Apresentação

Espaço para a apresentação e análise de estudos e pesquisas de alunos da UFRJ, resultantes da adoção do Método de Educação Tutorial, com o objetivo de difundir informações e orientações sobre Química, Toxicologia e Tecnologia de Alimentos.

O Blog também é parte das atividades do LabConsS - Laboratório de Vida Urbana, Consumo & Saúde, criado e operado pelo Grupo PET-SESu/Farmácia & Saúde Pública da UFRJ.Nesse contexto, quando se fala em Química e Tecnologia de Alimentos, se privilegia um olhar "Farmacêutico", um olhar "Sanitário", um olhar socialmente orientado e oriundo do universo do "Consumerismo e Saúde", em vez de apenas um reducionista Olhar Tecnológico.

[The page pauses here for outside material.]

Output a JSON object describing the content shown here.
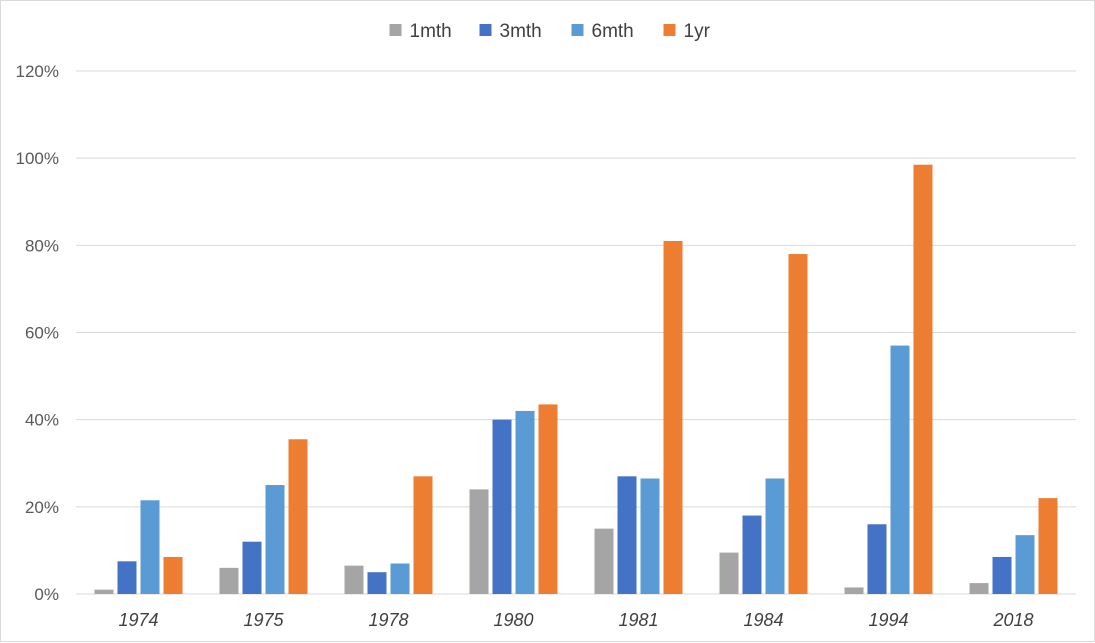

quinta-feira, 4 de agosto de 2016

Pesticidas orgânicos: prós e contras


Para começar a se falar sobre o assunto, é necessário primeiro definir o que é um pesticida: toda e qualquer substância utilizada para o combate de pragas em uma plantação. Deste modo, podemos dividi-los em algumas classes, como os quimicamente sintetizados, os biológicos e os produtos naturais. Já são amplamente divulgados todos os malefícios decorrentes do uso de produtos químicos em plantações, por isso cada vez mais pessoas recorrem à agricultura orgânica e ao uso dos produtos naturais. Porém é importante lembrar que mesmo os produtos naturais podem acarretar danos se utilizados de maneira imprópria. Portanto, é necessário sempre pesquisar sobre qualquer técnica que se utilize e consultar profissionais sobre o assunto.

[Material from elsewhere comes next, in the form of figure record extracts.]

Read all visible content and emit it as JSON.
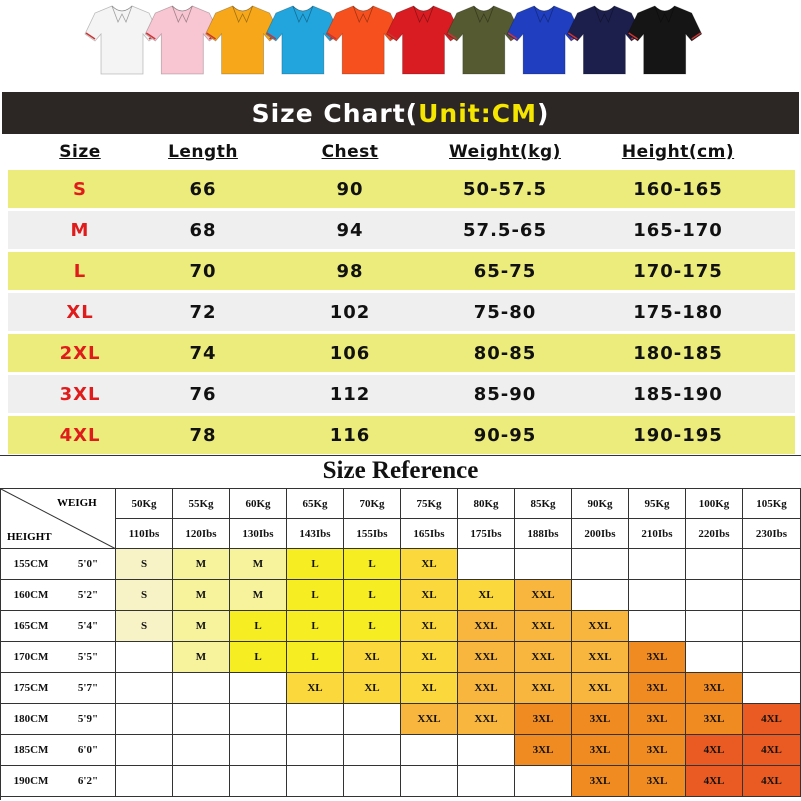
{
  "header": {
    "title_parts": [
      "Size Chart(",
      "Unit:CM",
      ")"
    ]
  },
  "size_chart": {
    "columns": [
      "Size",
      "Length",
      "Chest",
      "Weight(kg)",
      "Height(cm)"
    ],
    "rows": [
      [
        "S",
        "66",
        "90",
        "50-57.5",
        "160-165"
      ],
      [
        "M",
        "68",
        "94",
        "57.5-65",
        "165-170"
      ],
      [
        "L",
        "70",
        "98",
        "65-75",
        "170-175"
      ],
      [
        "XL",
        "72",
        "102",
        "75-80",
        "175-180"
      ],
      [
        "2XL",
        "74",
        "106",
        "80-85",
        "180-185"
      ],
      [
        "3XL",
        "76",
        "112",
        "85-90",
        "185-190"
      ],
      [
        "4XL",
        "78",
        "116",
        "90-95",
        "190-195"
      ]
    ]
  },
  "size_reference": {
    "title": "Size Reference",
    "corner_top": "WEIGH",
    "corner_bottom": "HEIGHT",
    "weights_kg": [
      "50Kg",
      "55Kg",
      "60Kg",
      "65Kg",
      "70Kg",
      "75Kg",
      "80Kg",
      "85Kg",
      "90Kg",
      "95Kg",
      "100Kg",
      "105Kg"
    ],
    "weights_lbs": [
      "110Ibs",
      "120Ibs",
      "130Ibs",
      "143Ibs",
      "155Ibs",
      "165Ibs",
      "175Ibs",
      "188Ibs",
      "200Ibs",
      "210Ibs",
      "220Ibs",
      "230Ibs"
    ],
    "rows": [
      {
        "cm": "155CM",
        "ft": "5'0\"",
        "sizes": [
          "S",
          "M",
          "M",
          "L",
          "L",
          "XL",
          null,
          null,
          null,
          null,
          null,
          null
        ]
      },
      {
        "cm": "160CM",
        "ft": "5'2\"",
        "sizes": [
          "S",
          "M",
          "M",
          "L",
          "L",
          "XL",
          "XL",
          "XXL",
          null,
          null,
          null,
          null
        ]
      },
      {
        "cm": "165CM",
        "ft": "5'4\"",
        "sizes": [
          "S",
          "M",
          "L",
          "L",
          "L",
          "XL",
          "XXL",
          "XXL",
          "XXL",
          null,
          null,
          null
        ]
      },
      {
        "cm": "170CM",
        "ft": "5'5\"",
        "sizes": [
          null,
          "M",
          "L",
          "L",
          "XL",
          "XL",
          "XXL",
          "XXL",
          "XXL",
          "3XL",
          null,
          null
        ]
      },
      {
        "cm": "175CM",
        "ft": "5'7\"",
        "sizes": [
          null,
          null,
          null,
          "XL",
          "XL",
          "XL",
          "XXL",
          "XXL",
          "XXL",
          "3XL",
          "3XL",
          null
        ]
      },
      {
        "cm": "180CM",
        "ft": "5'9\"",
        "sizes": [
          null,
          null,
          null,
          null,
          null,
          "XXL",
          "XXL",
          "3XL",
          "3XL",
          "3XL",
          "3XL",
          "4XL"
        ]
      },
      {
        "cm": "185CM",
        "ft": "6'0\"",
        "sizes": [
          null,
          null,
          null,
          null,
          null,
          null,
          null,
          "3XL",
          "3XL",
          "3XL",
          "4XL",
          "4XL"
        ]
      },
      {
        "cm": "190CM",
        "ft": "6'2\"",
        "sizes": [
          null,
          null,
          null,
          null,
          null,
          null,
          null,
          null,
          "3XL",
          "3XL",
          "4XL",
          "4XL"
        ]
      }
    ],
    "size_colors": {
      "S": "#f7f3c6",
      "M": "#f7f39c",
      "L": "#f6ee22",
      "XL": "#fbd83c",
      "XXL": "#f8b63e",
      "3XL": "#f08b22",
      "4XL": "#e95b22"
    }
  }
}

Fundamentos Bromatológicos
Pesticidas orgânicos destinam-se a ser compostos livres de substâncias químicas nocivas, o que resultaria em menor impacto ambiental na sua utilização. Algumas pesquisas discordam dessa premissa, uma vez que, por serem menos eficientes do que os sintéticos, a quantidade aplicada é maior, o que aumenta o impacto no ambiente. 
É importante não relacionar imediatamente os pesticidas orgânicos com as plantações orgânicas, pois nem sempre este é o caso. Uma saída muito utilizada por agricultores orgânicos é a mistura de culturas, utilizando uma como repelente de insetos para outra. Por exemplo, a alfavaca (manjericão de folha larga), atua como repelente de moscas e mosquitos; ou o alho, que atua como repelente para as pragas do tomate, entre outros.

Legislação
A legislação varia de país para país, embora no Brasil muitos dos pesticidas sintéticos já proibidos em outras partes do mundo ainda sejam permitidos, cada vez mais pessoas procuram consumir orgânicos e outras alternativas, como hortas caseiras.
No Brasil, a legislação para a agricultura orgânica ainda deixa margens para muitas dúvidas, porém convenciona-se que o cultivo orgânico não utilize nenhum tipo de pesticida.

Conclusão
Embora os pesticidas orgânicos pareçam uma alternativa ecologicamente saudável para quem cultiva sua própria horta é preciso ter sempre em mente que nem tudo que é natural necessariamente faz bem, e que até os orgânicos em excesso podem vir a ser danosos para o ambiente. Portanto, a melhor alternativa ao uso de compostos sintéticos ainda seria a co-cultura.

Bibliografia
 Autor desconhecido. Enciclopédia culturama. Disponível em: <https://edukavita.blogspot.com.br/2013/05/pesticidas.html> Acesso em 26 de junho 2016, às 18:00.


Brasil. Ministério da Agricultura. Instrução Normativa nº 13, de 28 de maio de 2015.

Bahlai, C. A. et al. Choosing Organic Pesticides over Synthetic Pesticides May Not Effectively Mitigate Environmental Risk in Soybeans. Plos One. 2010.